Ce projet est soutenu par le Fonds national suisse (FNS, SPARK CRSK-2_190684/1) et le SCCER-SoE. Les auteurs remercient l'entreprise hydroélectrique OFIBLE, particulièrement Riccardo Radogna, pour sa coopération lors des installations et des campagnes de mesure. Dr. Stefan Felder (Laboratoire de recherche sur l'eau de l'Université de New South Wales) fut un précieux conseiller et aida les auteurs dans la conception des instruments de mesure.
Benjamin Hohermuth a fait des études d'ingénieur en environnement à l'ETH de Zurich et à la NTNU de Trondheim. Après la fin de ses études en 2014, il travailla comme collaborateur scientifique du groupe « Ingénierie Fluviale » de la VAW. Sa thèse de doctorat (2016-2019) portait sur les caractéristiques d'aération et d'écoulement diphasique des vidanges de fond au moyen de tests pilotes à grande échelle. En 2019, il est engagé au SCCER-SoE comme postdoctorant à temps partiel. Parmi ses taches principales comptent des projets de recherche dans le domaine de l'hydraulique et son appui dans la coordination et l'administration du Work Packages 2 (Hydraulique). Ses autres activités de recherche à la VAW sont centrées sur les écoulements à grande vitesse dans les ouvrages hydrauliques.

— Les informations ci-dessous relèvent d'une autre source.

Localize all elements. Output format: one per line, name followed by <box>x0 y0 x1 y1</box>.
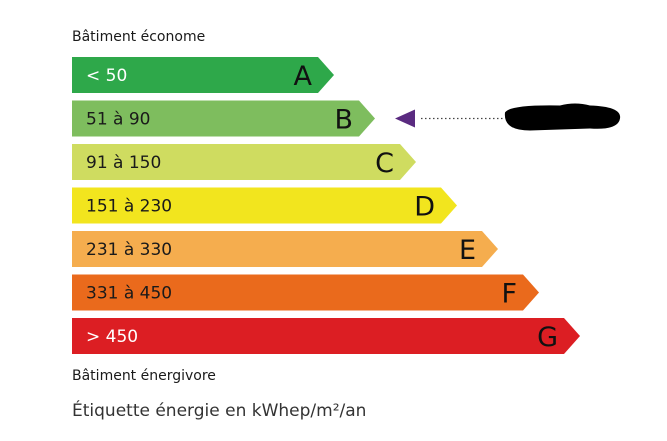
energy-class-d: 151 à 230 D <box>72 187 457 224</box>
energy-class-f: 331 à 450 F <box>72 274 539 311</box>
energy-class-c: 91 à 150 C <box>72 144 416 180</box>
bottom-label: Bâtiment énergivore <box>72 368 216 384</box>
energy-class-b: 51 à 90 B <box>72 100 375 137</box>
class-letter: B <box>334 105 353 136</box>
class-range: < 50 <box>86 66 127 86</box>
class-range: 51 à 90 <box>86 110 151 130</box>
class-letter: C <box>375 148 394 179</box>
class-letter: D <box>414 192 435 223</box>
class-range: 231 à 330 <box>86 240 172 260</box>
indicator-arrow-icon <box>395 109 415 128</box>
class-letter: E <box>459 235 476 266</box>
class-bar <box>72 231 498 267</box>
energy-class-e: 231 à 330 E <box>72 231 498 267</box>
energy-class-a: < 50 A <box>72 57 334 93</box>
class-range: 91 à 150 <box>86 153 161 173</box>
class-bar <box>72 187 457 224</box>
class-letter: A <box>294 61 313 92</box>
class-letter: G <box>537 322 558 353</box>
class-letter: F <box>501 279 517 310</box>
top-label: Bâtiment économe <box>72 29 206 45</box>
class-bar <box>72 274 539 311</box>
caption: Étiquette énergie en kWhep/m²/an <box>72 401 367 421</box>
class-range: 331 à 450 <box>86 284 172 304</box>
class-range: 151 à 230 <box>86 197 172 217</box>
energy-class-g: > 450 G <box>72 318 580 354</box>
redacted-value-mark <box>504 103 621 131</box>
class-range: > 450 <box>86 327 138 347</box>
class-bar <box>72 318 580 354</box>
class-bar <box>72 100 375 137</box>
class-bar <box>72 144 416 180</box>
class-bar <box>72 57 334 93</box>
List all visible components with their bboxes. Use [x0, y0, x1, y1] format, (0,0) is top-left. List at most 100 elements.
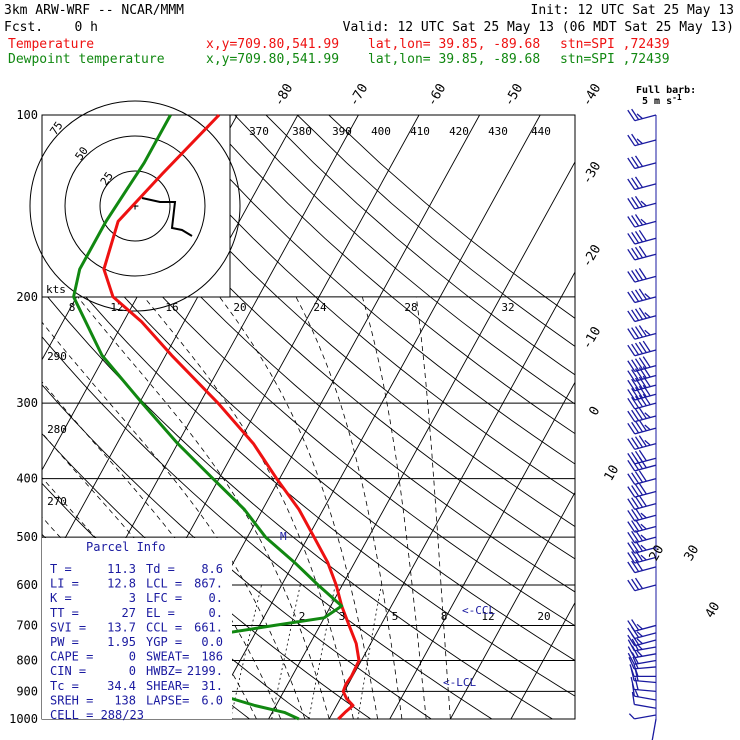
barb-flag — [627, 498, 636, 510]
barb-flag — [629, 664, 635, 677]
parcel-value: 27 — [122, 606, 136, 620]
barb-flag — [631, 197, 640, 209]
barb-flag — [631, 156, 640, 168]
barb-flag — [638, 449, 647, 462]
barb-flag — [634, 689, 639, 698]
barb-flag — [627, 542, 636, 554]
barb-flag — [627, 422, 636, 435]
barb-flag — [631, 215, 640, 227]
dewpoint-legend: Dewpoint temperature — [8, 52, 165, 67]
parcel-label: SVI = — [50, 620, 86, 634]
wind-barb — [627, 340, 657, 357]
wind-barb — [627, 419, 657, 435]
dry-adiabat — [42, 152, 575, 627]
parcel-value: 0.0 — [201, 635, 223, 649]
barb-flag — [638, 357, 647, 369]
barb-flag — [628, 713, 635, 720]
barb-flag — [640, 200, 647, 207]
barb-flag — [627, 521, 636, 533]
barb-flag — [631, 177, 640, 189]
theta-label: 280 — [47, 423, 67, 436]
barb-flag — [627, 248, 636, 261]
barb-flag — [638, 229, 647, 242]
wind-barb — [631, 691, 657, 709]
barb-flag — [631, 378, 640, 391]
barb-shaft — [634, 688, 657, 693]
isotherm-line — [510, 601, 575, 719]
wind-barb — [627, 577, 657, 592]
storm-speed-label: 32 — [501, 301, 514, 314]
dry-adiabat — [140, 115, 575, 496]
barb-flag — [631, 619, 640, 631]
parcel-value: 6.0 — [201, 693, 223, 707]
hodograph-ring — [29, 100, 241, 312]
parcel-label: LAPSE= — [146, 693, 189, 707]
barb-flag — [638, 307, 647, 319]
barb-flag — [640, 534, 647, 541]
barb-flag — [642, 384, 651, 397]
dewpoint-station: stn=SPI ,72439 — [560, 52, 670, 67]
pressure-tick-label: 600 — [16, 578, 38, 592]
wind-barb — [627, 529, 657, 544]
wind-barb — [627, 356, 657, 372]
wind-barb — [627, 384, 657, 401]
plot-frame — [41, 114, 576, 720]
barb-flag — [631, 247, 640, 260]
wind-barb — [651, 718, 657, 740]
barb-flag — [638, 341, 647, 354]
dry-adiabat — [45, 115, 575, 593]
barb-flag — [627, 473, 636, 485]
barb-flag — [634, 246, 644, 259]
barb-flag — [638, 394, 647, 407]
barb-flag — [627, 344, 636, 357]
isotherm-label: -70 — [347, 81, 372, 109]
parcel-label: EL = — [146, 606, 175, 620]
wind-barb — [628, 713, 657, 720]
wind-barb — [627, 508, 657, 522]
barb-flag — [640, 512, 647, 519]
barb-flag — [631, 638, 639, 651]
barb-flag — [638, 325, 647, 337]
barb-flag — [627, 634, 636, 647]
wind-barb — [627, 559, 657, 574]
wind-barb — [627, 176, 657, 191]
barb-flag — [634, 408, 644, 420]
dry-adiabat — [234, 115, 575, 405]
barb-flag — [627, 459, 636, 472]
barb-flag — [631, 437, 640, 449]
wind-barb — [627, 619, 657, 632]
wind-barb — [627, 307, 657, 323]
moist-adiabat — [42, 381, 282, 719]
parcel-value: 13.7 — [107, 620, 136, 634]
barb-flag — [634, 450, 644, 463]
moist-adiabat — [361, 296, 427, 719]
barb-flag — [634, 436, 644, 448]
barb-flag — [631, 551, 640, 563]
parcel-info-panel: Parcel Info T = 11.3 Td = 8.6 LI = 12.8 LCL = 8… — [42, 538, 232, 722]
barb-flag — [631, 359, 640, 371]
barb-flag — [632, 656, 639, 669]
barb-flag — [634, 308, 644, 320]
barb-flag — [644, 439, 651, 446]
parcel-label: SWEAT= — [146, 650, 189, 664]
barb-flag — [627, 157, 636, 169]
barb-shaft — [651, 718, 657, 740]
parcel-value: 34.4 — [107, 679, 136, 693]
dry-adiabat — [42, 336, 493, 719]
barb-flag — [627, 652, 635, 665]
barb-flag — [631, 578, 640, 591]
wind-barb — [627, 288, 657, 304]
barb-flag — [642, 393, 651, 406]
mixing-ratio-label: 2 — [299, 610, 306, 623]
barb-flag — [631, 485, 640, 497]
barb-flag — [631, 108, 640, 121]
dewpoint-xy: x,y=709.80,541.99 — [206, 52, 339, 67]
wind-barb — [627, 245, 657, 261]
isotherm-label: 30 — [682, 543, 703, 564]
barb-flag — [634, 269, 644, 281]
wind-barb — [627, 195, 657, 210]
barb-flag — [634, 559, 644, 571]
hodograph-trace — [141, 197, 193, 237]
barb-flag — [627, 552, 636, 564]
barb-flag — [640, 554, 647, 561]
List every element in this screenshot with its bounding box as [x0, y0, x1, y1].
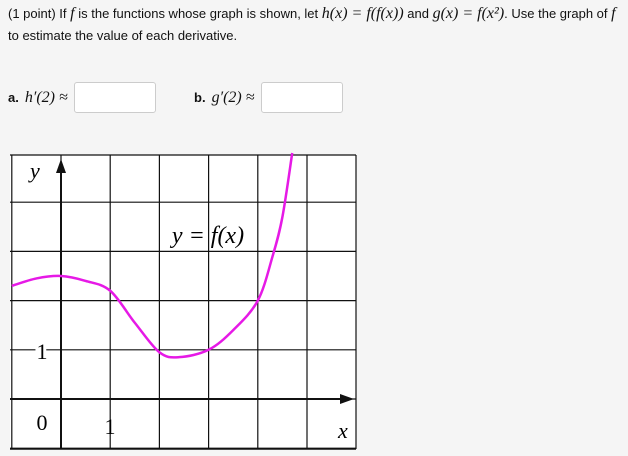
points-label: (1 point) If [8, 6, 67, 21]
f-symbol: f [611, 5, 616, 22]
axes [10, 159, 354, 449]
answer-b: b. g′(2) ≈ [194, 82, 343, 113]
x-axis-arrow-icon [340, 394, 354, 404]
y-axis-label: y [28, 158, 40, 183]
question-text-3: to estimate the value of each derivative… [8, 28, 238, 43]
tick-label-x-1: 1 [105, 414, 116, 439]
h-definition: h(x) = f(f(x)) [321, 5, 404, 22]
answer-a-input[interactable] [73, 82, 156, 113]
g-definition: g(x) = f(x²) [432, 5, 505, 22]
answer-b-expression: g′(2) ≈ [211, 88, 255, 106]
answer-a-expression: h′(2) ≈ [24, 88, 68, 106]
tick-label-y-1: 1 [37, 339, 48, 364]
question-text-1: is the functions whose graph is shown, l… [78, 6, 319, 21]
question-text-2: . Use the graph of [504, 6, 608, 21]
x-axis-label: x [337, 418, 348, 443]
f-symbol: f [70, 5, 75, 22]
and-text: and [407, 6, 429, 21]
answer-a-label: a. [8, 90, 19, 105]
question-text: (1 point) If f is the functions whose gr… [8, 3, 628, 47]
y-axis-arrow-icon [56, 159, 66, 173]
curve-f [11, 152, 294, 359]
curve-label: y = f(x) [170, 223, 244, 249]
tick-label-0: 0 [37, 410, 48, 435]
answer-b-label: b. [194, 90, 206, 105]
answer-a: a. h′(2) ≈ [8, 82, 156, 113]
answer-b-input[interactable] [260, 82, 343, 113]
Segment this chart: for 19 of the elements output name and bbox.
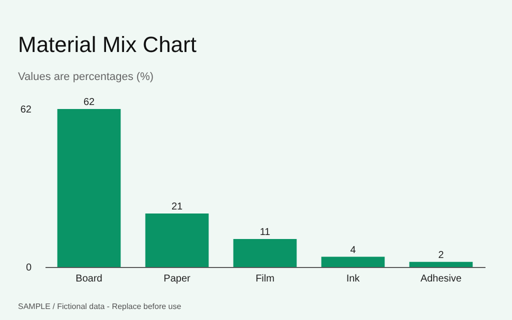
bar [233,238,297,267]
x-tick-label: Adhesive [420,274,462,284]
data-label: 2 [438,250,444,261]
x-tick-label: Ink [346,274,361,284]
chart-title: Material Mix Chart [18,32,196,57]
chart-subtitle: Values are percentages (%) [18,71,154,83]
x-tick-label: Board [76,274,102,284]
data-label: 11 [260,226,271,238]
text: SAMPLE / Fictional data - Replace before use [18,302,182,311]
x-tick-label: Film [256,274,274,284]
data-label: 21 [171,201,183,212]
data-label: 62 [83,97,95,108]
data-label: 4 [350,244,356,256]
bar [321,256,385,267]
x-tick-label: Paper [164,274,192,284]
bar [57,109,121,267]
bar [145,213,209,267]
bar [409,262,473,267]
y-tick-label: 0 [26,262,32,274]
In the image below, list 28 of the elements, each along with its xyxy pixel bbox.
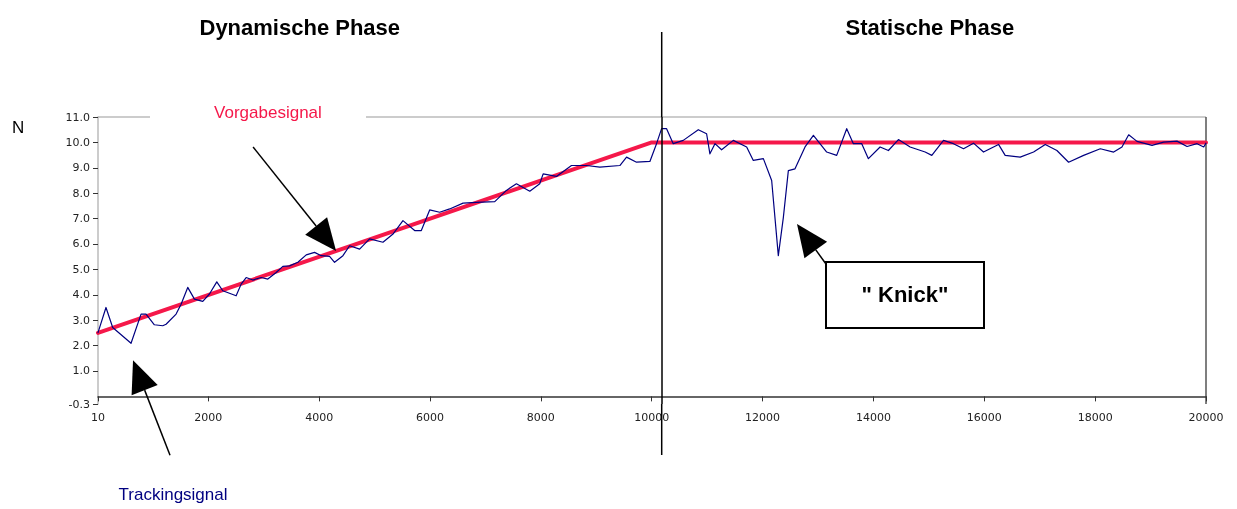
x-tick-label: 12000 — [745, 411, 781, 424]
text: Trackingsignal — [118, 485, 228, 506]
text: Dynamische Phase — [199, 15, 401, 41]
y-tick-label: 9.0 — [72, 161, 90, 175]
text: Vorgabesignal — [214, 102, 322, 123]
annotation: " Knick" — [861, 282, 949, 308]
x-tick-label: 10 — [91, 411, 105, 424]
y-tick-label: 8.0 — [72, 186, 90, 200]
y-tick-label: 3.0 — [72, 313, 90, 327]
y-axis-title: N — [12, 118, 25, 138]
y-tick-label: -0.3 — [68, 397, 90, 411]
y-tick-label: 2.0 — [72, 339, 90, 353]
x-tick-label: 18000 — [1077, 411, 1113, 424]
y-tick-label: 11.0 — [65, 110, 90, 124]
y-tick-label: 6.0 — [72, 237, 90, 251]
x-tick-label: 8000 — [526, 411, 555, 424]
x-tick-label: 14000 — [855, 411, 891, 424]
x-tick-label: 20000 — [1188, 411, 1224, 424]
text: Statische Phase — [845, 15, 1015, 41]
y-tick-label: 4.0 — [72, 288, 90, 302]
x-tick-label: 4000 — [305, 411, 334, 424]
x-tick-label: 6000 — [416, 411, 445, 424]
y-tick-label: 7.0 — [72, 212, 90, 226]
x-tick-label: 16000 — [966, 411, 1002, 424]
y-tick-label: 1.0 — [72, 364, 90, 378]
y-tick-label: 10.0 — [65, 135, 90, 149]
y-tick-label: 5.0 — [72, 262, 90, 276]
x-tick-label: 2000 — [194, 411, 223, 424]
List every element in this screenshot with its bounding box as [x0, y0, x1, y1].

Robert Boes a fait des études d'ingénieur civil à la RWTH d'Aix-la-Chapelle, à l'Ecole nationale des ponts et chaussées de Paris et à la Technische Universität de Munich. A la fin de ses études, il est entré en 1996 à la VAW de l'ETH de Zurich où il soutint sa thèse de doctorat sur l'hydraulique des évacuateurs en marches d'escalier en 2000. Postdoctorant à la VAW, il travailla ensuite à Innsbruck dans le service de planification et génie civil de la TIWAG-Tiroler Wasserkraft AG. Il y a dirigé des projets interdisciplinaires dans les domaines du génie hydraulique, de l'hydroélectricité et de la protection contre les crues. En 2007, il a été nommé à la direction du groupe pour la construction de digues.
Depuis 2009, Robert Boes est professeur de génie hydraulique à l'ETH de Zurich et directeur de la VAW. Robert Boes accompagne également en tant que conseiller des projets d'hydroélectricité et de protection contre les crues en Suisse et à l'étranger. Il est membre des directions de l'Association suisse de l'aménagement des eaux, du Comité suisse des barrages et de l'Energy Science Center de Zurich. Il est membre du comité de pilotage de l'Alliance européenne de la recherche dans le domaine de l'énergie (EERA) pour le programme « Hydroélectricité » et chef du Work Package 2 « Hydroélectricité » au SCCER-SoE.